Spokesmen for the producers of "Annie" and "Matilda" declined to comment on compensation.

Michael Shulman, 31, a television and film producer who grew up in Manhattan, said performing in "Les Misérables" as a teenager helped him save money for college and get admitted to Yale University.

"People look back with incredible fondness," he said of the experience.

Calli shuttled her son, Luka, now 13, to and from the Vivian Beaumont Theater eight times a week for the revival of "South Pacific."

"It's a job for the parents, but the kids love it," she said.

New York's professional young actors outearn their British counterparts. West End Matildas, who go on at least twice a week, are paid about 250 pounds ($400), London's Sunday Times reported. West End children earn half the adult minimum, per an agreement negotiated by their union, British Equity.

That's considerably less than Broadway's mutts, though they come with unusual expenses.

"It's terribly deceiving," veteran animal trainer Bill Berloni said of those figures. Producers "will turn to me and say, 'You're one of the best-paid actors on staff.' But I'm a department."

Berloni, of Haddam, Conn., rents a $3,000-a- month apartment in Washington Heights for Sunny, Casey and their handler. Berloni and his dogs aren't union members so he must negotiate each contract from scratch. He said he spent $20,000 negotiating the fees for "Annie."

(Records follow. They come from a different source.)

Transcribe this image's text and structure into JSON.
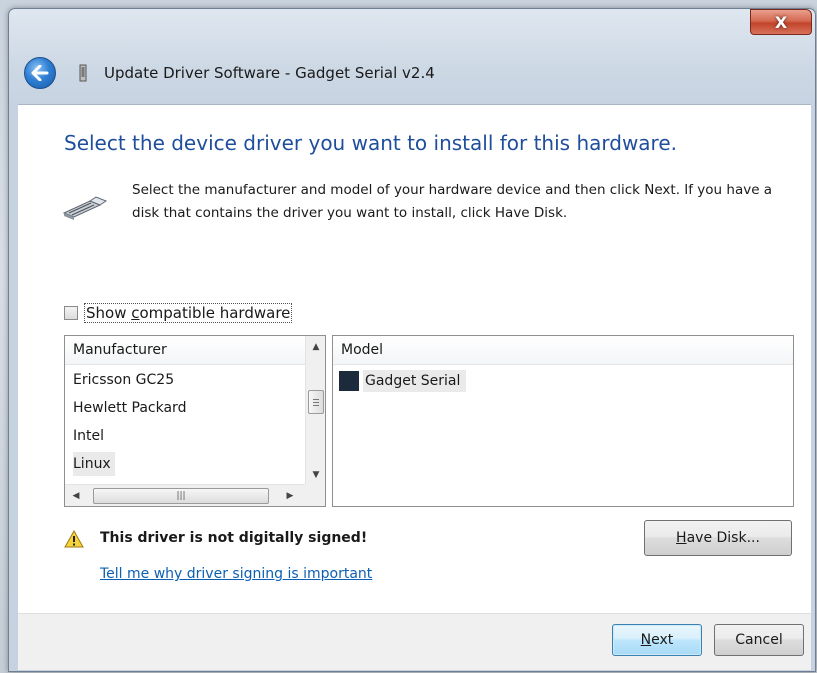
{
  "window": {
    "title": "Update Driver Software - Gadget Serial v2.4",
    "close_label": "X"
  },
  "content": {
    "heading": "Select the device driver you want to install for this hardware.",
    "description": "Select the manufacturer and model of your hardware device and then click Next. If you have a disk that contains the driver you want to install, click Have Disk."
  },
  "compatible": {
    "label_prefix": "Show ",
    "label_accel": "c",
    "label_rest": "ompatible hardware",
    "checked": false
  },
  "manufacturer_list": {
    "header": "Manufacturer",
    "items": [
      "Ericsson GC25",
      "Hewlett Packard",
      "Intel",
      "Linux"
    ],
    "selected": "Linux"
  },
  "model_list": {
    "header": "Model",
    "items": [
      "Gadget Serial"
    ],
    "selected": "Gadget Serial"
  },
  "warning": {
    "text": "This driver is not digitally signed!",
    "link": "Tell me why driver signing is important"
  },
  "buttons": {
    "have_disk_accel": "H",
    "have_disk_rest": "ave Disk...",
    "next_accel": "N",
    "next_rest": "ext",
    "cancel": "Cancel"
  },
  "colors": {
    "heading": "#1f4e9c",
    "link": "#0c5fb3",
    "close_button": "#c2452b",
    "next_button": "#bee6fd"
  }
}
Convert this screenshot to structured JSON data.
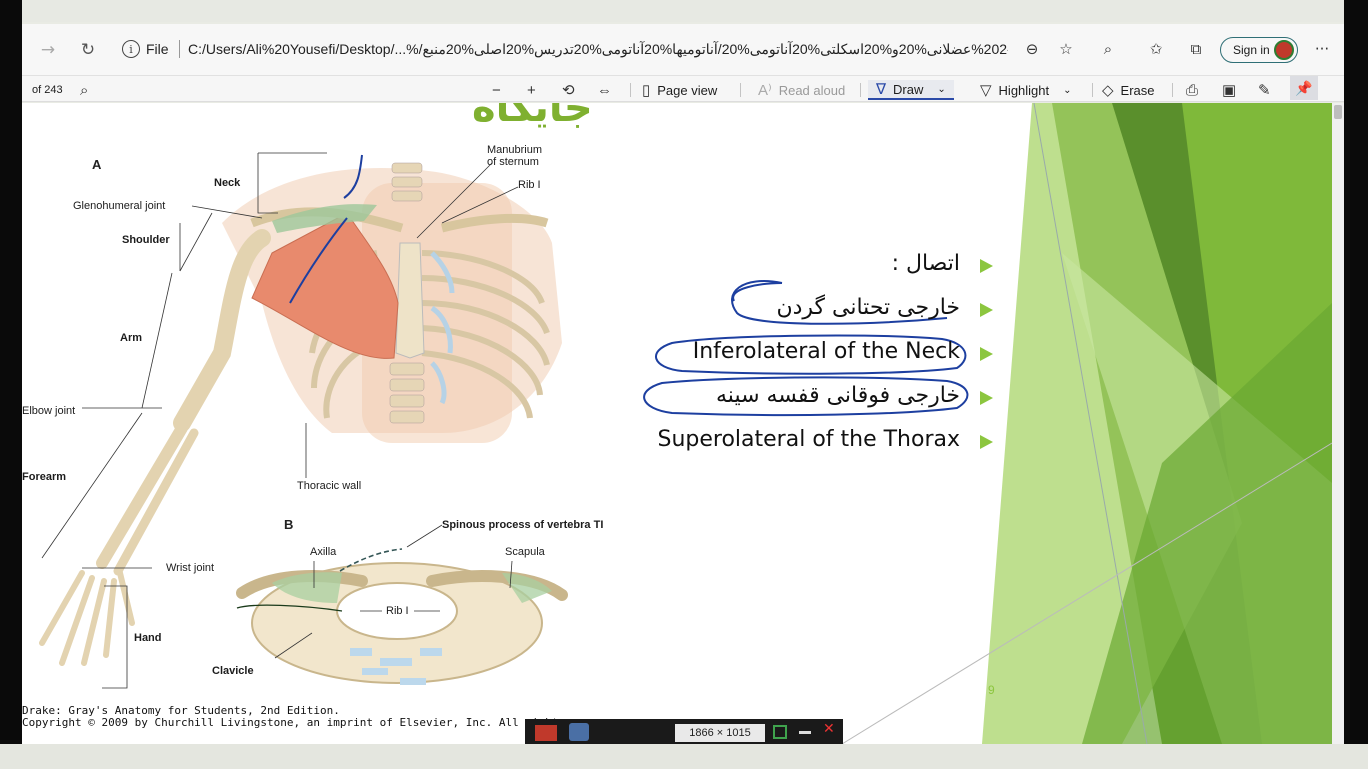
{
  "browser": {
    "file_label": "File",
    "url": "C:/Users/Ali%20Yousefi/Desktop/...%/تدریس%99-400-202%عضلانی%20و%20اسکلتی%20آناتومی%20/آناتومیها%20آناتومی%20تدریس%20اصلی%20منبع",
    "signin_label": "Sign in",
    "more_label": "···"
  },
  "pdf_toolbar": {
    "page_count": "of 243",
    "page_view": "Page view",
    "read_aloud": "Read aloud",
    "draw": "Draw",
    "highlight": "Highlight",
    "erase": "Erase"
  },
  "slide": {
    "title": "جایگاه",
    "bullets": [
      {
        "text": "اتصال :",
        "rtl": true
      },
      {
        "text": "خارجی تحتانی گردن",
        "rtl": true
      },
      {
        "text": "Inferolateral of the Neck",
        "rtl": false
      },
      {
        "text": "خارجی فوقانی قفسه سینه",
        "rtl": true
      },
      {
        "text": "Superolateral of the Thorax",
        "rtl": false
      }
    ],
    "page_number": "9",
    "accent_color": "#8cc63f"
  },
  "figure": {
    "letter_a": "A",
    "letter_b": "B",
    "labels_a": {
      "manubrium": "Manubrium\nof sternum",
      "rib1": "Rib I",
      "neck": "Neck",
      "glenohumeral": "Glenohumeral joint",
      "shoulder": "Shoulder",
      "arm": "Arm",
      "elbow": "Elbow joint",
      "forearm": "Forearm",
      "wrist": "Wrist joint",
      "hand": "Hand",
      "thoracic_wall": "Thoracic wall"
    },
    "labels_b": {
      "spinous": "Spinous process of vertebra TI",
      "axilla": "Axilla",
      "scapula": "Scapula",
      "rib1": "Rib I",
      "clavicle": "Clavicle"
    },
    "credit_line1": "Drake: Gray's Anatomy for Students, 2nd Edition.",
    "credit_line2": "Copyright © 2009 by Churchill Livingstone, an imprint of Elsevier, Inc. All right"
  },
  "snip_tool": {
    "dimensions": "1866 × 1015"
  }
}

Three recent Broadway revivals — "Anything Goes," "Gypsy" and "The Miracle Worker" — excised canine roles to save money, Berloni said. "Legally Blonde," which closed in 2008, was his last Broadway musical.

He and his wife, Dorothy, care for two dozen rescue dogs from prior shows, including two bulldogs from 2012's "A Christmas Story."

"When the recession hit, we were the first thing to go," Berloni said of animal roles. "It's getting tougher and tougher to make ends meet."